Car Free Day celebrates the vibrancy of Vancouver’s diverse neighbourhoods by organizing a multi-site annual arts and culture festival that reclaims traffic thoroughfares as community focused public spaces. This allows artists, local residents, performers, artisans, non-profits, and businesses to interact, engage, and re-imagine spaces normally reserved for vehicle traffic. We continue to be a green and grassroots effort, directed and organized by the local residents in each Car Free Day neighbourhood.

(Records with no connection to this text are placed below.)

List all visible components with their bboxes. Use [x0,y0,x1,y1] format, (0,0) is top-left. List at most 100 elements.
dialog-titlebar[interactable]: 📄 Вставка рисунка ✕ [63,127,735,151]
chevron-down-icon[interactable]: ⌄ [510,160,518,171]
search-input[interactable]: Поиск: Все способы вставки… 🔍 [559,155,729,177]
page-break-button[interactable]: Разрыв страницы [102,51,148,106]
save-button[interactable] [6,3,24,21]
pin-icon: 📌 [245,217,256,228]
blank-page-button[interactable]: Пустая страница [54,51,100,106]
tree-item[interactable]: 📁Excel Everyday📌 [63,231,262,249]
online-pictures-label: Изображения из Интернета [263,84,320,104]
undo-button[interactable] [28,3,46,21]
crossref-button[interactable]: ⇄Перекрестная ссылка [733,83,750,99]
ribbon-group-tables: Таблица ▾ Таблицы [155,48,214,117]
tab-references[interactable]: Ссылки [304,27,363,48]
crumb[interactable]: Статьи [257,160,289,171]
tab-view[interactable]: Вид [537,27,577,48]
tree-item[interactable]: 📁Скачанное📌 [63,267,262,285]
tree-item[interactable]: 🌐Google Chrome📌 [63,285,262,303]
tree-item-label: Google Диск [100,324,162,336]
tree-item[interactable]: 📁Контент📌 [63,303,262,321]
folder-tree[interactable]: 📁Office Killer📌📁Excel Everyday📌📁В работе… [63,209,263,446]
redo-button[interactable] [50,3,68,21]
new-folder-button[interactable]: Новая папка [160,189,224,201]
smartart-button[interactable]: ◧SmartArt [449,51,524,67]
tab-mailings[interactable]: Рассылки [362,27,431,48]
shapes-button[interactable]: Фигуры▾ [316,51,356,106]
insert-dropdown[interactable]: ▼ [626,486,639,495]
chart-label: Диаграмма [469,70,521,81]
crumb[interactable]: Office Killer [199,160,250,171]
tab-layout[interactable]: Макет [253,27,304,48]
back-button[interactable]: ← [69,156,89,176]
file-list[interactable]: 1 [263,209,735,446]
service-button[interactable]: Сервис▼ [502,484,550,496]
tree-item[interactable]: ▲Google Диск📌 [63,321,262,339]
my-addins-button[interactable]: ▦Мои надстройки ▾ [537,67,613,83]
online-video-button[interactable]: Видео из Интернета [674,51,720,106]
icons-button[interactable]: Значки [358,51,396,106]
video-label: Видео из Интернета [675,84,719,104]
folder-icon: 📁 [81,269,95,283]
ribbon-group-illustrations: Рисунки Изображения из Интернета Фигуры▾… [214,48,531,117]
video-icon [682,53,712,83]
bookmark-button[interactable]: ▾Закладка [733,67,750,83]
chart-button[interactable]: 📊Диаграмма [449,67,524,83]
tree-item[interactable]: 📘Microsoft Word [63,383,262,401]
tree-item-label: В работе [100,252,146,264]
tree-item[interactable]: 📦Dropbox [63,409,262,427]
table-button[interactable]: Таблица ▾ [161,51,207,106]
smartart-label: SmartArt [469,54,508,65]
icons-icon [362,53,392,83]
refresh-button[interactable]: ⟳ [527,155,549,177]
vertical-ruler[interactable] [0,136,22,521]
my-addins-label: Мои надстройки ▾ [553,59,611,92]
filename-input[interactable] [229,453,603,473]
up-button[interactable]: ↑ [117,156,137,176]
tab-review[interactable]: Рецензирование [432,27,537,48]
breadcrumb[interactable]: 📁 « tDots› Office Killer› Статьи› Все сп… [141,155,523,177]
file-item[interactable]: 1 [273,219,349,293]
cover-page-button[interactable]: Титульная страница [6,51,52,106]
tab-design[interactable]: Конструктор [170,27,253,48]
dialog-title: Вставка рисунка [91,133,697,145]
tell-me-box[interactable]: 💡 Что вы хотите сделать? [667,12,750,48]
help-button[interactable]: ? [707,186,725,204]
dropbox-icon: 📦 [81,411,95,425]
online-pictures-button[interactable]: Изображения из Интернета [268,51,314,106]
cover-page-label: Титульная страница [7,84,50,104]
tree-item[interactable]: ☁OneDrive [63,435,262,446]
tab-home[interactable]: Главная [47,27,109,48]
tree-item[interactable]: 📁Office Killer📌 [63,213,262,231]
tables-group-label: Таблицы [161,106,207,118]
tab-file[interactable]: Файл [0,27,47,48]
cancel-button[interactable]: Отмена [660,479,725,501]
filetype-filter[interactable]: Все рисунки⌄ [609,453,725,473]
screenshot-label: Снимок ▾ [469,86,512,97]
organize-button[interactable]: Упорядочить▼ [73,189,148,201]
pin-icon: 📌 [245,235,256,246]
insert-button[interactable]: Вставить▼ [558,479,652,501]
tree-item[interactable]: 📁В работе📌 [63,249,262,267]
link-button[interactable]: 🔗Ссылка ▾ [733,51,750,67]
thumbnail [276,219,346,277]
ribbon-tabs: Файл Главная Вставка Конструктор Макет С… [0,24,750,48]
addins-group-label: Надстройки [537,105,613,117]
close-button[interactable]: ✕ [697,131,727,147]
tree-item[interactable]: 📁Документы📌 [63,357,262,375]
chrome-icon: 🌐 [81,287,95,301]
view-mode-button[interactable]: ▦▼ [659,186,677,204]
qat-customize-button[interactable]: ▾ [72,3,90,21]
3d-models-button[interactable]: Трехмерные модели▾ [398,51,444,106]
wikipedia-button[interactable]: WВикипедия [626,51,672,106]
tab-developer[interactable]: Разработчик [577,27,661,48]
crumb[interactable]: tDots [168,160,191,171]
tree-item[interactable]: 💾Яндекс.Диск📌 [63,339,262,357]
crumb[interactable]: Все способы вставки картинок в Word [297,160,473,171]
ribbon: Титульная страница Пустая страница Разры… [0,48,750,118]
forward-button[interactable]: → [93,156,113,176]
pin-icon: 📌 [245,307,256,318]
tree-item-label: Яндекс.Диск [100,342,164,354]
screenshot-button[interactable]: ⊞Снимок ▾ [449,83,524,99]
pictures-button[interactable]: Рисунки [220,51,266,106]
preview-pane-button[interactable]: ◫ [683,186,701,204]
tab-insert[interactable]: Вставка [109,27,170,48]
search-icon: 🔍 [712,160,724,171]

Car Free Day Vancouver began in Grandview-Woodlands with concerns over the Gateway highway widening project and the effects of increasing automobile traffic in the neighbourhood. In the place of traditional protest, the founders of Car Free Commercial Drive created a street festival where those from the neighbourhood could be engaged to rethink the range of uses for neighbourhood streets.
Since 2008, the registered non-profit Car Free Vancouver Society has helped communities in the West End and Main Street put on their own festivals. Keeping to the spirit of the original Car Free Days, each festival is produced by members from these neighbourhoods and thus reflects the talents, aspirations and culture particular to these communities.
Car Free Day continues to grow in popularity as measured by attendance, footprint and by the numerous ‘best of’ awards from local media including The Georgia Straight, the Vancouver Courier, and the WestEnder.
Car Free Day remains an almost exclusively volunteer run street festival and gratefully acknowledges the help we have received from the City of Vancouver, local artists, our neighbourhood businesses and BIAs, our sustainability partners Vancity, Translink, and Portable Electric, and most of all from the hundreds of neighbourhood volunteers.